Assignment and sequence points: how is this ambiguous?

Question

Consider the C code a = a = a. There's no sequence point for assignment, so this code produces a warning when compiling about an undefined operation on a.

What are the possible values that a could have here? It seems like a couldn't possibly change values. Is there actually undefined behavior here or are compilers just being lazy?

Answer 1

The rules of undefined behavior for sequence point violations do not make an exception for situations when "the value cannot change". Nobody cares whether the value changes or not. What matters is that when you are making any sort of write access to the variable, you are modifying that variable. Even if you are assigning the variable a value that it already holds, you are still performing a modification of that variable. And if multiple modifications are not separated by sequence points, the behavior is undefined.

One can probably argue that such "non-modifying modifications" should not cause any problems. But the language specification does not concern itself with such details. In language terminology, again, every time you are writing something into a variable, you are modifying it.

Moreover, the fact that you use the word "ambiguous" in your question seems to imply that you believe the behavior is unspecified. I.e. as in "the resultant value of the variable is (or isn't) ambiguous". However, in sequence point violations the language specification does not restrict itself to stating that the result is unspecified. It goes much further and declares the behavior undefined. This means that the rationale behind these rules takes into consideration more than just an unpredictable final value of some variable. For example, on some imaginary hardware platform non-sequenced modification might result in invalid code being generated by the compiler, or something like that.

Answer 2

This is actually undefined behavior. a can have any value at all. "I can't think of any way it can break" is not the same as "it's guaranteed to work".

Answer 3

It is actually the entire program that has "undefined behaviour" after it executes that statement. It's not just about the value of a - the program can do anything, including go into an endless loop, print garbage output or crash.

"Undefined behaviour" really just means that the C standard no longer places any limits on what the program does. That doesn't stop you reasoning about how a particular compiler might behave when it sees that code, but it's still not a valid C program, and that's what the compiler is warning you about.

Answer 4

int a = 42;
a = a = a;

is undefined behavior.

Sequence point rules were written to ease the work of compiler makers.

Answer 5

The C standard does not have a rule that says “If the behavior would be ambiguous, then the behavior is undefined.” The actual rule in C 1999 at issue says “Between the previous and next sequence point an object shall have its stored value modified at most once by the evaluation of an expression.
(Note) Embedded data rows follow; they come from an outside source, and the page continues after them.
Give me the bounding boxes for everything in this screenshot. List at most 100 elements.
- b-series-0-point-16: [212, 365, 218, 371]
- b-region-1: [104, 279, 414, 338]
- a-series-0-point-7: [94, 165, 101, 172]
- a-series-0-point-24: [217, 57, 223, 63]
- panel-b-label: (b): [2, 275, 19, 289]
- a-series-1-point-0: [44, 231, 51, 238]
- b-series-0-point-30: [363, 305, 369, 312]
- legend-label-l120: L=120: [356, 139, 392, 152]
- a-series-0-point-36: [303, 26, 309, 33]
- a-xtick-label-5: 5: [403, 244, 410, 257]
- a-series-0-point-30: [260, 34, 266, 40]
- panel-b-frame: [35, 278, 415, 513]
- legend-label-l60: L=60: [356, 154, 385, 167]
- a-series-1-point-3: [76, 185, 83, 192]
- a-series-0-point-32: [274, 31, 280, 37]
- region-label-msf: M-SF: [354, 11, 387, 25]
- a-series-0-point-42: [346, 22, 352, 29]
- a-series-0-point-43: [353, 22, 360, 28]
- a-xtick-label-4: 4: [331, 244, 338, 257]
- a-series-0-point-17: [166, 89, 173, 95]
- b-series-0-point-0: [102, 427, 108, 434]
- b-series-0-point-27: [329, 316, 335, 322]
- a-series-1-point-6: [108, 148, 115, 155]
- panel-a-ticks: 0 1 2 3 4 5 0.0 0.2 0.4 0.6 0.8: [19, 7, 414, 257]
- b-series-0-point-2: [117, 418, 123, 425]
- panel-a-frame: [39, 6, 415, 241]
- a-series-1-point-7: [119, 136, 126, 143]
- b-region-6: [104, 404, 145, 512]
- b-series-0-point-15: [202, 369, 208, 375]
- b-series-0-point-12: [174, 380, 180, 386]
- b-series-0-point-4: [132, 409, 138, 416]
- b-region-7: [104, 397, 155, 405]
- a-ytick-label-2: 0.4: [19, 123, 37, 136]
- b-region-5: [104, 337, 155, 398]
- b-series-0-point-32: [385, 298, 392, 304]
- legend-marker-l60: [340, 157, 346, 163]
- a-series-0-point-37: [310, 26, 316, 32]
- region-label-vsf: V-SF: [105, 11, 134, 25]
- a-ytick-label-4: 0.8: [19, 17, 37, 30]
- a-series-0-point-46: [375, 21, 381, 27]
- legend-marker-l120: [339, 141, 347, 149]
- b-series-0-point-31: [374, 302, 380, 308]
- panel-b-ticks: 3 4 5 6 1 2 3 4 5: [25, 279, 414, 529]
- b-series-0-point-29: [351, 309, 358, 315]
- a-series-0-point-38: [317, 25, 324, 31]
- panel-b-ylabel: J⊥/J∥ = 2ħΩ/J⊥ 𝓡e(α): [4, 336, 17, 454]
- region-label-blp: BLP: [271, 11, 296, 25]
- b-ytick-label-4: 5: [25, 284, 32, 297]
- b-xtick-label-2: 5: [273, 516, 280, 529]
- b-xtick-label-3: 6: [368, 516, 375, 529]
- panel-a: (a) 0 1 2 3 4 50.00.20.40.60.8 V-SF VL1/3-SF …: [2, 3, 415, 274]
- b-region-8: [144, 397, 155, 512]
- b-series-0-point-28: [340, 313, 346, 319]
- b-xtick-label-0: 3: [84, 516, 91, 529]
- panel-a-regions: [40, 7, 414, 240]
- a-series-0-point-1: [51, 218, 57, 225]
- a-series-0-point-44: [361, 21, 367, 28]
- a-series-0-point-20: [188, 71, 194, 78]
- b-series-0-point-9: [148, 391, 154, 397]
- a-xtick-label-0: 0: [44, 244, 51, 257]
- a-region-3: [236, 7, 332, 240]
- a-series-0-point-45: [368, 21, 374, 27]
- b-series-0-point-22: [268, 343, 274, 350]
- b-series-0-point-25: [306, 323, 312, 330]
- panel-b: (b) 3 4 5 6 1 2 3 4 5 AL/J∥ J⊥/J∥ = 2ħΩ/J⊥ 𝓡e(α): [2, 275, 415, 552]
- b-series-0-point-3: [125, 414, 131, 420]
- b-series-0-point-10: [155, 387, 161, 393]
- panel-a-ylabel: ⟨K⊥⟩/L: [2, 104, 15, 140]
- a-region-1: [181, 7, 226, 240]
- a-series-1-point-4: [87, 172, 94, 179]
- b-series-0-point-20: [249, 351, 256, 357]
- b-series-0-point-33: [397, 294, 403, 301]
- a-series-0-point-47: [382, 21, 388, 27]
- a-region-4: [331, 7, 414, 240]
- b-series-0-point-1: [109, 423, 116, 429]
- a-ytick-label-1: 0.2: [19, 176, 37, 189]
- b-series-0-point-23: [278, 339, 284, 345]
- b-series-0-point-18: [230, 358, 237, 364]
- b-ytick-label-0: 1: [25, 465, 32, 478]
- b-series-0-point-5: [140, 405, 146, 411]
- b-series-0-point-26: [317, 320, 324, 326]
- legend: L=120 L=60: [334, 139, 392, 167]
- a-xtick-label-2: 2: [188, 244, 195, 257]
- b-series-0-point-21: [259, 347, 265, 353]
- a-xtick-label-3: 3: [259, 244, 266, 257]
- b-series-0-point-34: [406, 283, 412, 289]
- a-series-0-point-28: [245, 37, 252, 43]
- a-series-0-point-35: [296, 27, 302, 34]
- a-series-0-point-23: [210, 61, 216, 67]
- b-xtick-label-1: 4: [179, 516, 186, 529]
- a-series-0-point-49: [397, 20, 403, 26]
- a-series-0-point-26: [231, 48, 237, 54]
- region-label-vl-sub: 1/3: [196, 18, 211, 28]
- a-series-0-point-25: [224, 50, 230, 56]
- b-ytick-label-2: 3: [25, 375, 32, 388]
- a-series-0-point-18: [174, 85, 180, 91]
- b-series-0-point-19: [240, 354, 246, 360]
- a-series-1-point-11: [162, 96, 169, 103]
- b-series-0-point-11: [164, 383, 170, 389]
Furthermore, the prior value shall be read only to determine the value to be stored.”

Your code violates this rule: It modifies the value of a. (The note at 3.1 3 says that “Modify” includes the case where the new value being stored is the same as the previous value.)
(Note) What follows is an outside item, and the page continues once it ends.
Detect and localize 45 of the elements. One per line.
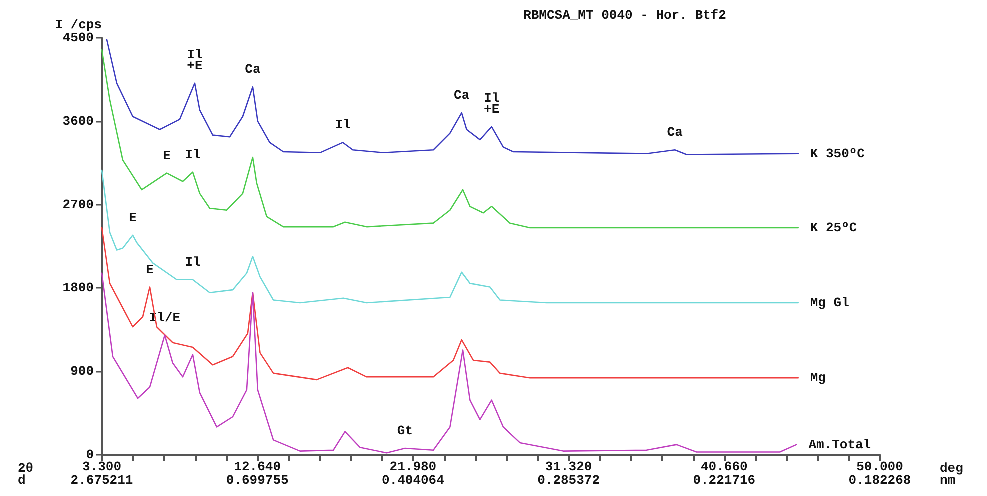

So that is it. It does not matter whether you can figure out an unambiguous interpretation for this code. It only matters that it violated the rule. Because it violated the rule, the behavior is undefined.
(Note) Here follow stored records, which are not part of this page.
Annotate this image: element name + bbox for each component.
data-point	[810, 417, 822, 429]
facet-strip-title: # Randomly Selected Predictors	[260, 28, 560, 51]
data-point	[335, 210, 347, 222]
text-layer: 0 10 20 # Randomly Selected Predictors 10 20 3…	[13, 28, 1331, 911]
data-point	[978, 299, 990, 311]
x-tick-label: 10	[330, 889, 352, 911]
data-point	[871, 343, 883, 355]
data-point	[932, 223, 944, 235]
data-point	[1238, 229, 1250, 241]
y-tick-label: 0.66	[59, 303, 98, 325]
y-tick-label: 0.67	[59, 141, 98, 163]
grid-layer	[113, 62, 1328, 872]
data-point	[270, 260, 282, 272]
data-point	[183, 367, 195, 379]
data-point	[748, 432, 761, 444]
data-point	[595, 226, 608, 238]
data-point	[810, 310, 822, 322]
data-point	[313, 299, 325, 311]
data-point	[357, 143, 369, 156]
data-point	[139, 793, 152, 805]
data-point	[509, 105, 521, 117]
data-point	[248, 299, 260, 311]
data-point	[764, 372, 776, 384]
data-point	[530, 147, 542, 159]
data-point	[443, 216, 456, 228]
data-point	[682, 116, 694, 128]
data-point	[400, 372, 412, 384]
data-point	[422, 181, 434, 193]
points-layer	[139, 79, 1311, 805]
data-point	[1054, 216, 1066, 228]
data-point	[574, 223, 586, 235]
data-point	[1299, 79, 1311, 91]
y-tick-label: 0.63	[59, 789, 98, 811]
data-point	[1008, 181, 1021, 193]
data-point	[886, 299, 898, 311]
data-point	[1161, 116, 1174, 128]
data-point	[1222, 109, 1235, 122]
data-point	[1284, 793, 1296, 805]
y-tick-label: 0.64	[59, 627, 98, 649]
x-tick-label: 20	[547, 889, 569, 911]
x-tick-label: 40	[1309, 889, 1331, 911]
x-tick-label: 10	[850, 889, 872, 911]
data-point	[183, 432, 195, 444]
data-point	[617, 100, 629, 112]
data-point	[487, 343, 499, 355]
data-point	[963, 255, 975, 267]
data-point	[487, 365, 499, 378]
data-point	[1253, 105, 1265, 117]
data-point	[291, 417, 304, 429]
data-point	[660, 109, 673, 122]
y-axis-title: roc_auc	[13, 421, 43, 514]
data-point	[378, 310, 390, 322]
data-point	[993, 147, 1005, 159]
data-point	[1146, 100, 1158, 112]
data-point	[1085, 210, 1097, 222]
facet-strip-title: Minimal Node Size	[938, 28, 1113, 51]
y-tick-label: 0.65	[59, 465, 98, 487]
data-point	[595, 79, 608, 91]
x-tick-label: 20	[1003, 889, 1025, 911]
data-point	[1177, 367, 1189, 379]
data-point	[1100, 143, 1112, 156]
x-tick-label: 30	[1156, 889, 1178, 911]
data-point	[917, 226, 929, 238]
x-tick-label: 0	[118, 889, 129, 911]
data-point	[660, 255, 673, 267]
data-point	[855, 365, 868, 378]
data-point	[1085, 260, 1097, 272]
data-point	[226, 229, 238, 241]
In C 2011, the rule is stated in a more technical way. 6.5 2 says “If a side effect on a scalar object is unsequenced relative to either a different side effect on the same scalar object or a value computation using the value of the same scalar object, the behavior is undefined. If there are multiple allowable orderings of the subexpressions of an expression, the behavior is undefined if such an unsequenced side effect occurs in any of the orderings.” When the assignment operator stores a value in an object, that is actually a side effect. (The main effect is that it evaluates to the value that is stored.) So this rule in C 2011 says largely the same thing as the C 1999 rule: You may not have two side effects on the same object.

Answer 6

It's quite likely that you end up with the desired behavior. When somebody write a=a=a he probably desire a to be unchanged and when he writes a=a=b he probably desire a to be changed to b by the end of the statement.

However there are thinkable combinations of hardware and software that indeed breaks this assumption. Consider for example hardware where you have an explicit parallel instruction stream. The double assignment could then be compiled to two instructions trying to store data simultaneously in the same register. Furthermore the hardware designer could also have done the assumption that instruction pairs doing that is not allowed and could use don't-care values for those cases (and simplifying the HW).

Then you could actually end up in a situation where a=a=a actually changes the value of a and a=a=b ends up in a not being equal to b.